A few years ago, I started writing in the front of my books the time and place I began reading. Apart from trying to keep some sort of record of my reading life, this habit quite accidentally highlighted the impossibility of dissociating the books you read from the personal and political context in which you read them. A dear friend of mine recently commented that across the western world the values of tolerance and difference upon which mature democracies are founded are being tested like never before. The rhetoric that surrounded the Brexit campaign is testament to this; as is, of course, the outright racism and misogyny that US president-elect (words I can hardly believe I’m writing) Donald Trump has somehow been able to spew without consequence. Again in the UK, the appalling media response to the admission of child refugees is indicative of a society in which fear of the other has crept further and further back into the mainstream consciousness. The well-documented rise in racially motivated hate crimes speaks to the mentality of the mob and if there is an undercurrent of violence to this UK dynamic; in the US, such violence continues to be institutionalised and explicitly raced in the “numbing regularity” of police shootings of unarmed black men.
In the context of all this, To Kill a Mockingbird is importantly uncomfortable reading. The same friend recalled coming to it as a teenager and realising for the first time that “injustice truly existed in the world”. Coming to it as a thirty-year old the realisation is more that this particular brand of injustice still exists. Such a revelation should not come as a shock, but, reading such an acute depiction of an ugliness that remains familiar over half a decade since its publication jolts one’s perspective on human progress. It is important to clarify: I am not equating the state of affairs now with the state of affairs in 1960s America, progress has been made, I think. What hits home at this moment, when it feels like fear and hatred are winning, is how far there is still to go.

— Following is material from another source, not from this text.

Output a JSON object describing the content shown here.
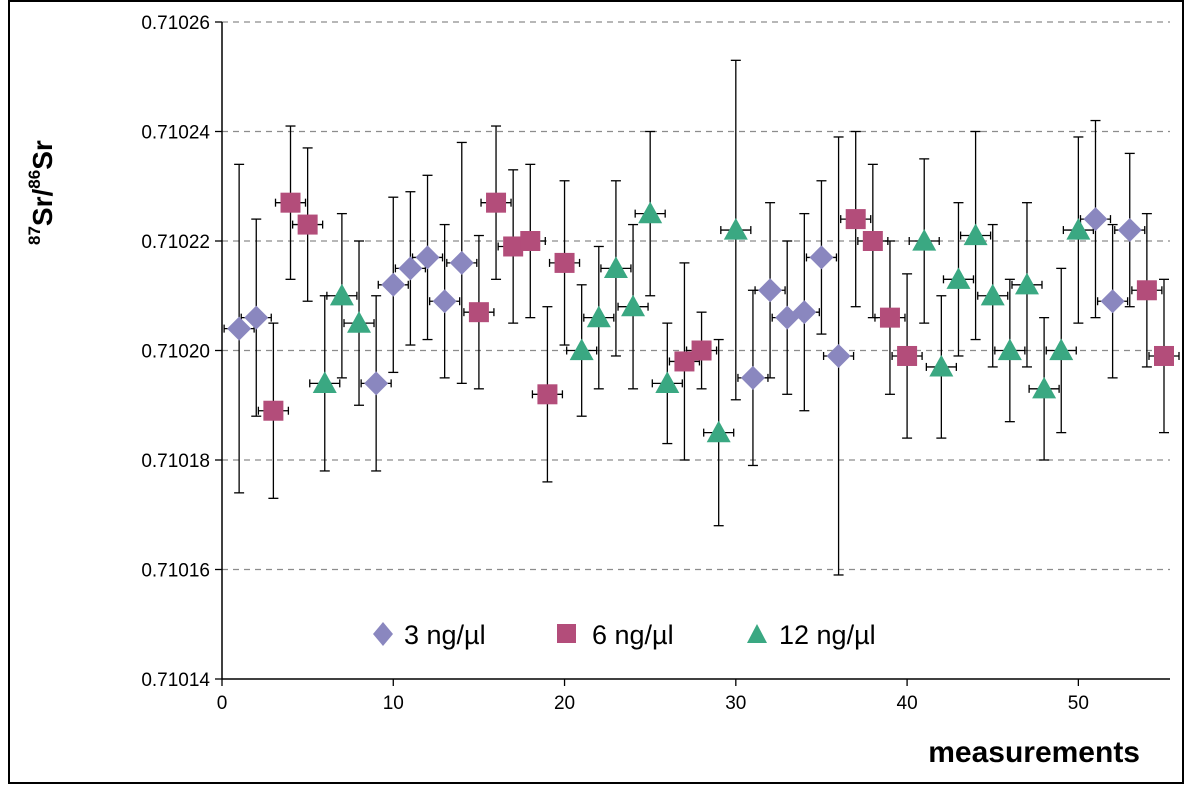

Further to this, a contemporary reading renders elements of the novel problematic: this story of racial injustice is fundamentally centred around the heroism and brilliance of a white man. Tom Robinson’s voice feels absent and though the characters of Calpurnia and the Reverend go some way to filling this gap, the story is still focused on white people and their actions. From a different margin, in a current culture where allegations of sexual assault are more often than not greeted with scepticism and suspicion, Mayella’s treatment in the court scene does not make comfortable reading. A reminder perhaps of the ways in which injustices intersect and complicate each other: Mayella can be seen as a racist young woman living in desperate poverty who is brutally beaten by her father as punishment for an act of sexual independence violating the racial codifications of her world. People are not one thing.
I felt both exhilarated and depressed at the end. There is a special energy that comes from the immersion of reading a novel in such a short time period, especially a novel so wrought with political and social significance. I cannot decide whether to risk reading Go Set a Watchman, the recently published sequel/prequel. There was a good deal of controversy preceding publication surrounding how much agency Harper Lee had in the decision to publish before she died. I’ve been doing some reading around it and I’m not sure, I don’t think I want to read an Atticus who is not steadfast in his principled tolerance. It makes me nervous. It may well take me another fifteen years to get around to it, and perhaps, in that time, we will have come even further in the combat of this particular mode of evil. Perhaps.